O presente recurso foi interposto atempadamente, em 14/06/2021, portanto, no prazo de 30 dias subsequentes à notificação da decisão datada de 13/05/2021.
Antes de mais, diga-se desde já que não assiste a razão à recorrente no que concerne à invocada falta de pronúncia do tribunal recorrido sobre a sua situação de reclusão.
Como resulta evidente da decisão em apreciação, na fundamentação aí exarada foi feito constar: “Por outro lado, não alegou factos que demonstrem que o não pagamento da pena de multa não lhe era imputável nos termos e para os efeitos do disposto no artigo 49.º, n.º 3, do Código Penal – adiante designado pela sigla C.P..
Com efeito, a reclusão da arguida é-lhe plenamente imputável, sendo a mesma devida à prática de ilícito jurídico-penal por parte da arguida, não sendo assim admissível proferir qualquer juízo favorável no sentido de que a suspensão da pena acautela as finalidades da punição.” Sublinhado nosso.
Ou seja, contrariamente ao alegado pela recorrente, o facto de se encontrar em cumprimento de medida de coação de prisão preventiva, a repercussão que essa reclusão poderia conferir para a sua situação económica, ou seja, a falta de imputabilidade para o não pagamento da pena de multa, consta da decisão recorrida e foi ponderada para o efeito pretendido, a solicitada suspensão da prisão subsidiária que resultou da conversão da sanção inicialmente aplicada.
Não deixou, pois, o tribunal recorrido de se pronunciar sobre a questão concreta que lhe foi suscitada pelo recorrente, o que origina o fracasso da posição tomada no recurso.
Sendo certo, no entanto, que a eventual nulidade da decisão impugnada, por omissão de pronúncia, nos termos do art. 379º, nº 1 al. c), do CPP, jamais se verificaria, uma vez que este dispositivo legal apenas se aplica às sentenças e não aos meros despachos, por maior relevância que tenham, como é o caso dos autos.

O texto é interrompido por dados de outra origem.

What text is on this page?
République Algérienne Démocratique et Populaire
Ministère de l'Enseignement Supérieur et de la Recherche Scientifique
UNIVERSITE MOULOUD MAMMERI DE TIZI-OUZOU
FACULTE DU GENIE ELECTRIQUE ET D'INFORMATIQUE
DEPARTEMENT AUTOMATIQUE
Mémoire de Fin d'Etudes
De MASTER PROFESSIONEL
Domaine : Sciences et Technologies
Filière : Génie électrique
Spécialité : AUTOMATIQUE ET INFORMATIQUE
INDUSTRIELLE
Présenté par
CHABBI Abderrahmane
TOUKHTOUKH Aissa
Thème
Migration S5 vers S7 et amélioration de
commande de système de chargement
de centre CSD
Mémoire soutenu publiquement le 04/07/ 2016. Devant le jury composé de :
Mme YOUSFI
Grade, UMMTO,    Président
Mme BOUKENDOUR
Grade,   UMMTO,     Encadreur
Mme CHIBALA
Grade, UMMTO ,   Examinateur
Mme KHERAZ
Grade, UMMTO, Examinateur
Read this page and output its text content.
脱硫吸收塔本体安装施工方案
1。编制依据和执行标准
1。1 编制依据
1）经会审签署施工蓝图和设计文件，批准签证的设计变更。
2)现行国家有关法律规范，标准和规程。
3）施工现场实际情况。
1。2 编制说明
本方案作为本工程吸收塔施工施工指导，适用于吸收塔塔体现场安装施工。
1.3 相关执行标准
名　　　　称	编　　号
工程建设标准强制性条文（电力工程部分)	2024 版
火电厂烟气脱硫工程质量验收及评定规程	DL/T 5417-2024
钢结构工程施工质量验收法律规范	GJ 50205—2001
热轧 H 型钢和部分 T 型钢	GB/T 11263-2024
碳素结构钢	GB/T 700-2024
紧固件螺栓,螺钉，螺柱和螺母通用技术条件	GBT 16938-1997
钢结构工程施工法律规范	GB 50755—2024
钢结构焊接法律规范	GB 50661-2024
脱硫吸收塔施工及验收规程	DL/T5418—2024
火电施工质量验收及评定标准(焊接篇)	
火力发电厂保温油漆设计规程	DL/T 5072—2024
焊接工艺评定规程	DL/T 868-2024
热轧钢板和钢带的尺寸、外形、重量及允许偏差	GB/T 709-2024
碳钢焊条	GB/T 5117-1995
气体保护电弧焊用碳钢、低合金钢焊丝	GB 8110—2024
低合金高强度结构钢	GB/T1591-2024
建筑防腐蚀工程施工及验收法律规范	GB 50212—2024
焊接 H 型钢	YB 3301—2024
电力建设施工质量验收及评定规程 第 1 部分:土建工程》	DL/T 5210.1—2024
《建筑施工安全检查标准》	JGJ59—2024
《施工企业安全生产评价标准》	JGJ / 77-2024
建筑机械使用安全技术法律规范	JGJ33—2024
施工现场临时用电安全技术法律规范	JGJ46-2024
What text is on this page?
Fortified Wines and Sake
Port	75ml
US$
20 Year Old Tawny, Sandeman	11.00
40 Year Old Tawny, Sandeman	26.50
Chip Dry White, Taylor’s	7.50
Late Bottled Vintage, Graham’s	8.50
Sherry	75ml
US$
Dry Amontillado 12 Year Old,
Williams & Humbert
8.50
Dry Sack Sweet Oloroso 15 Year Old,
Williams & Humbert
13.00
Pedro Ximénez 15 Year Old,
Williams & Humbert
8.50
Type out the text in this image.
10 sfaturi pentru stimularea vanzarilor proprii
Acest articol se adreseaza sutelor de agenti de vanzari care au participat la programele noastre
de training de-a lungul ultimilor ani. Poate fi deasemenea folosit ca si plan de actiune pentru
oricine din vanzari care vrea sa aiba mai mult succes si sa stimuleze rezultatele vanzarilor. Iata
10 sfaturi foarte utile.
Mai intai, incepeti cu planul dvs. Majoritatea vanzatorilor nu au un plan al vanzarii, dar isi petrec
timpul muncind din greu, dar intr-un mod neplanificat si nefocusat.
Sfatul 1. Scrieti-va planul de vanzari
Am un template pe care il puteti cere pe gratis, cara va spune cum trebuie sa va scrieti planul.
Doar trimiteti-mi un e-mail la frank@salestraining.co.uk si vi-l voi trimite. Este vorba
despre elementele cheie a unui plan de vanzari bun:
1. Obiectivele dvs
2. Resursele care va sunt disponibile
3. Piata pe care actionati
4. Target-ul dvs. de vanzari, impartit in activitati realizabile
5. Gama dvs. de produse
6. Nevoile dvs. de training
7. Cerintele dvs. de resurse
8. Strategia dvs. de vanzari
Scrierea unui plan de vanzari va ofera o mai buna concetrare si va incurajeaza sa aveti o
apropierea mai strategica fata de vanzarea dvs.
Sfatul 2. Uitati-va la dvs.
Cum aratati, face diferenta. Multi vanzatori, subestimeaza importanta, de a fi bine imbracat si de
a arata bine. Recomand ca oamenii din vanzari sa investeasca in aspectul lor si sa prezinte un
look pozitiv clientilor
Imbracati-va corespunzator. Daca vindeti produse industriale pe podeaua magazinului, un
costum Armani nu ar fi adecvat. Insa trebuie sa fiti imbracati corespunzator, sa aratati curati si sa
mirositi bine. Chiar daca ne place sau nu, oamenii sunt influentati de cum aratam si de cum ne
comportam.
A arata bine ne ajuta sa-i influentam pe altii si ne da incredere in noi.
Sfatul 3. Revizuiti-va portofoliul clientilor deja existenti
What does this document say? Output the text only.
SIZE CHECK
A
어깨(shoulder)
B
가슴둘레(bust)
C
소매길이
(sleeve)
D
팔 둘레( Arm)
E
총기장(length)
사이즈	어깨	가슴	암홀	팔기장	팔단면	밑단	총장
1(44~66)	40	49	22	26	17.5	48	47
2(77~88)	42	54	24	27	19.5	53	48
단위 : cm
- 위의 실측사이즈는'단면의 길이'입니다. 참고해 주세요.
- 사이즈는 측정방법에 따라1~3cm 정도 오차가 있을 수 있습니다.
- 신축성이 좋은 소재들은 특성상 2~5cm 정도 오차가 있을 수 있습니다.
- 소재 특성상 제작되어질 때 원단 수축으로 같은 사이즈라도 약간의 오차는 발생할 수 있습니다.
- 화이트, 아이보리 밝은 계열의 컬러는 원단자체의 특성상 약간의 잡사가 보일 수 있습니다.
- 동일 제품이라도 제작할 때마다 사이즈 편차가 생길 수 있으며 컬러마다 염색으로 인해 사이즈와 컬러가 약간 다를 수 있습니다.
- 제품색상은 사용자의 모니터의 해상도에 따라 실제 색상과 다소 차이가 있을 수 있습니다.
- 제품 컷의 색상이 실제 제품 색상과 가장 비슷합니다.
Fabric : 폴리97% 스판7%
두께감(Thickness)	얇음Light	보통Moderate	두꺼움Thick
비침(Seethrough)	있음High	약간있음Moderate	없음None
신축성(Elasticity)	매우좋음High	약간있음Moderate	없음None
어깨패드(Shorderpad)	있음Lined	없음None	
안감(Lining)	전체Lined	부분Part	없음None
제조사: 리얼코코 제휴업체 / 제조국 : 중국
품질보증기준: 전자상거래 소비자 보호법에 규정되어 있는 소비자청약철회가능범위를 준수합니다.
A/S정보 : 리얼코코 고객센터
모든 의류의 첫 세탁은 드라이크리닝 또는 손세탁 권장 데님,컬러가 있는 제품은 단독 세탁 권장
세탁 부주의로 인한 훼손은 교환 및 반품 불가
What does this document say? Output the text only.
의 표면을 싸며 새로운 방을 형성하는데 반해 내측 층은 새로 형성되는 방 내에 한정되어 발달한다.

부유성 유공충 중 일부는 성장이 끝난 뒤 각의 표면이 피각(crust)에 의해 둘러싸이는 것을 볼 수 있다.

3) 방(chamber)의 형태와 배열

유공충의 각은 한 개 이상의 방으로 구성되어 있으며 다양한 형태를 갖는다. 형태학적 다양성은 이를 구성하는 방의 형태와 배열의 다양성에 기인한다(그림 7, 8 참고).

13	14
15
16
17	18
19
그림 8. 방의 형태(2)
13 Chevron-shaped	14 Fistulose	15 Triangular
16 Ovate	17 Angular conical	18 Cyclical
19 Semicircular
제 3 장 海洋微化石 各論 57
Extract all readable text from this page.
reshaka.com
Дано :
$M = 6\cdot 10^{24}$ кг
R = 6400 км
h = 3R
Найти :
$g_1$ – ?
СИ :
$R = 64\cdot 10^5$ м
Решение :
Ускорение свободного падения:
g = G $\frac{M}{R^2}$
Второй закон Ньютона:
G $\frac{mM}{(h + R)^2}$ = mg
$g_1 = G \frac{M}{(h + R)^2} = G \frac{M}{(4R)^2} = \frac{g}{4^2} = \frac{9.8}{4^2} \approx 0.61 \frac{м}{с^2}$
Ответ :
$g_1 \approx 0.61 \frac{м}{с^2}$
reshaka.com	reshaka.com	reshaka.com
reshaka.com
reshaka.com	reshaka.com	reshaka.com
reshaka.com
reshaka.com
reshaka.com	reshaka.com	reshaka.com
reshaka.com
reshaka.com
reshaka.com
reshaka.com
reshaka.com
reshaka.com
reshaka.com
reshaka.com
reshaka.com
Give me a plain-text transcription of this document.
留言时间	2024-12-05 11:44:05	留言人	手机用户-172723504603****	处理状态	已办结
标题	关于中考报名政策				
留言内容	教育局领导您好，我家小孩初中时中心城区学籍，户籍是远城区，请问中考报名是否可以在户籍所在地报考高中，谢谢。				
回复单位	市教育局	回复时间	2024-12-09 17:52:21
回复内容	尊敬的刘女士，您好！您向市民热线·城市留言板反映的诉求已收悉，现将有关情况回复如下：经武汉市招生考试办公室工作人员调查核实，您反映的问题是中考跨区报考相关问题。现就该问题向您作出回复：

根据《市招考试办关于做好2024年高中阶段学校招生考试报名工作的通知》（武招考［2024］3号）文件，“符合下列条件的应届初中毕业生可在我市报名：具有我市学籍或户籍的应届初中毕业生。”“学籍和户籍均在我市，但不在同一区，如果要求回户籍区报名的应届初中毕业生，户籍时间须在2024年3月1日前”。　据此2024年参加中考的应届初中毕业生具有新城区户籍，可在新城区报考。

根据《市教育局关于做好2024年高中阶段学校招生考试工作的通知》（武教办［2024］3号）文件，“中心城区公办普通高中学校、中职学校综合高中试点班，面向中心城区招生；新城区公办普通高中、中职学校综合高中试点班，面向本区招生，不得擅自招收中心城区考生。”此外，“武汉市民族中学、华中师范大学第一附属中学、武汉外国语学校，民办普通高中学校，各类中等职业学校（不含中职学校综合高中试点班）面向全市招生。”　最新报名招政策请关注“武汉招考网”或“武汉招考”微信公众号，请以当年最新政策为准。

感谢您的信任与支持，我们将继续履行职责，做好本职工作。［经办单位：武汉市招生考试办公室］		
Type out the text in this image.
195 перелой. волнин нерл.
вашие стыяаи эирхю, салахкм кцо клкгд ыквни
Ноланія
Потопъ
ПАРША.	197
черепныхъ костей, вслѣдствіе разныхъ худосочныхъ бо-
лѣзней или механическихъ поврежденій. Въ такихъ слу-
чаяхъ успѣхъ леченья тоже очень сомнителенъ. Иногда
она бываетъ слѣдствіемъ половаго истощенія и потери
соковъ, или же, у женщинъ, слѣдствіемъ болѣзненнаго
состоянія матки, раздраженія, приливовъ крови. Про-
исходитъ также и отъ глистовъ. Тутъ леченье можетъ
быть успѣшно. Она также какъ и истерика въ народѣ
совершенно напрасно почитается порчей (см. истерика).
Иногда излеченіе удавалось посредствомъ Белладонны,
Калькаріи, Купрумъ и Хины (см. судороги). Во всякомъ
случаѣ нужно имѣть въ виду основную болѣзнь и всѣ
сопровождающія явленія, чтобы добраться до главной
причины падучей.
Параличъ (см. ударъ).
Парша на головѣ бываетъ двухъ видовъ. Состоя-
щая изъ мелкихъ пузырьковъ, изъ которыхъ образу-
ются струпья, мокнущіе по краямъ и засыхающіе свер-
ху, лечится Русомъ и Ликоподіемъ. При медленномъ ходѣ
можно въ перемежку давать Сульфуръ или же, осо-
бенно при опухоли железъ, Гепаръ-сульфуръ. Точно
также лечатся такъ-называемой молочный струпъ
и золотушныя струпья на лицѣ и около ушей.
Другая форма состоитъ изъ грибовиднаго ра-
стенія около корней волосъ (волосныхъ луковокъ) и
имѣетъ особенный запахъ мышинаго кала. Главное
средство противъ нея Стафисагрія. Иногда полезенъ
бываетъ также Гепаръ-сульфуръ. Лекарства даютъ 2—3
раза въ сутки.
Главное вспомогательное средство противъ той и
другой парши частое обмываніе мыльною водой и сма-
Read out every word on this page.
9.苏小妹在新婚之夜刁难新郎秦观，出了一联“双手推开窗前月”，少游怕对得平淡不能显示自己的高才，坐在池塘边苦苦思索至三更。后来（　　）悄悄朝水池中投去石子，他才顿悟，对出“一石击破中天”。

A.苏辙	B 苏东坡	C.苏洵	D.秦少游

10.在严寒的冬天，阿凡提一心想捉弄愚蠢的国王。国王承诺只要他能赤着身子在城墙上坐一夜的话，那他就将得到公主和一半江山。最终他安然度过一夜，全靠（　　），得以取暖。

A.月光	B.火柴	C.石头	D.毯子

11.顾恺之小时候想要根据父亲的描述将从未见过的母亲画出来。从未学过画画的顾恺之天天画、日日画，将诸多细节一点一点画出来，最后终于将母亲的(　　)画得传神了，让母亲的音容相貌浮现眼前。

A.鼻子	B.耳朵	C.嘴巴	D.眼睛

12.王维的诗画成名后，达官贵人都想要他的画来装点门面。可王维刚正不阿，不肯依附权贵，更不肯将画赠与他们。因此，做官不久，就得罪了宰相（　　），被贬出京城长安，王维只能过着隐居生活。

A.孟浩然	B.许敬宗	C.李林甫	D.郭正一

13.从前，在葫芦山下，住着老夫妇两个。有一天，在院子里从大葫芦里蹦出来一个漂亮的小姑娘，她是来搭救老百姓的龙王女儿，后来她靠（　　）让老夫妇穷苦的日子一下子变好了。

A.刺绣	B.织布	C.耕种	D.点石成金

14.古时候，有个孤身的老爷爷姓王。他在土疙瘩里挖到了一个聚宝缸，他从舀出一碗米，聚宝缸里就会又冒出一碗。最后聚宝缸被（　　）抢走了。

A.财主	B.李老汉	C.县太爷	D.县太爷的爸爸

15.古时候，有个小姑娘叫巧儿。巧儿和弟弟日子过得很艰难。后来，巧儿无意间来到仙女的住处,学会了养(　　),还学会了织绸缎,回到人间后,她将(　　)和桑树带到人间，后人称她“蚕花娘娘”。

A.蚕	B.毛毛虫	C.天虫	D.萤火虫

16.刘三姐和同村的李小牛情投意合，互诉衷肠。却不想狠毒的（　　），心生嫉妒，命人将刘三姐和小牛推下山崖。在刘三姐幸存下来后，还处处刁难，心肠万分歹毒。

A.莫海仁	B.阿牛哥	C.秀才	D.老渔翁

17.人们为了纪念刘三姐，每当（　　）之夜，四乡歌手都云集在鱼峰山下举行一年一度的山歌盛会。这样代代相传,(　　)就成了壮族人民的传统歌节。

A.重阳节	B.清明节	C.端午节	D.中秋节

E, não se tratando de uma nulidade de sentença, não pode estar sujeita ao regime do art. 379.°, mas ao regime de invocação e sanação das nulidades em geral, decorrente dos arts. 120.° e 121.°, do mesmo Código, pelo que tinha de ser invocada no prazo de dez dias (art. 105.°, n.° 1, do CPP), se outra coisa não resultar do n.° 3 do mesmo art. 120.°, nomeadamente da sua alínea a), que impõe que a nulidade deve ser arguida «antes que o ato esteja terminado», tratando-se de nulidade de ato a que o interessado assista.
Diga-se, também, que não vislumbramos em que normas legais é que a requerente se estriba para pugnar pela sustação da conversão da multa não paga em prisão subsidiária, pelo facto de, supostamente, a pena de multa se encontrar em concurso com outras aplicadas noutros processos e a aguardar a sua integração numa aventada decisão de efetivação de cúmulo jurídico a realizar num deles.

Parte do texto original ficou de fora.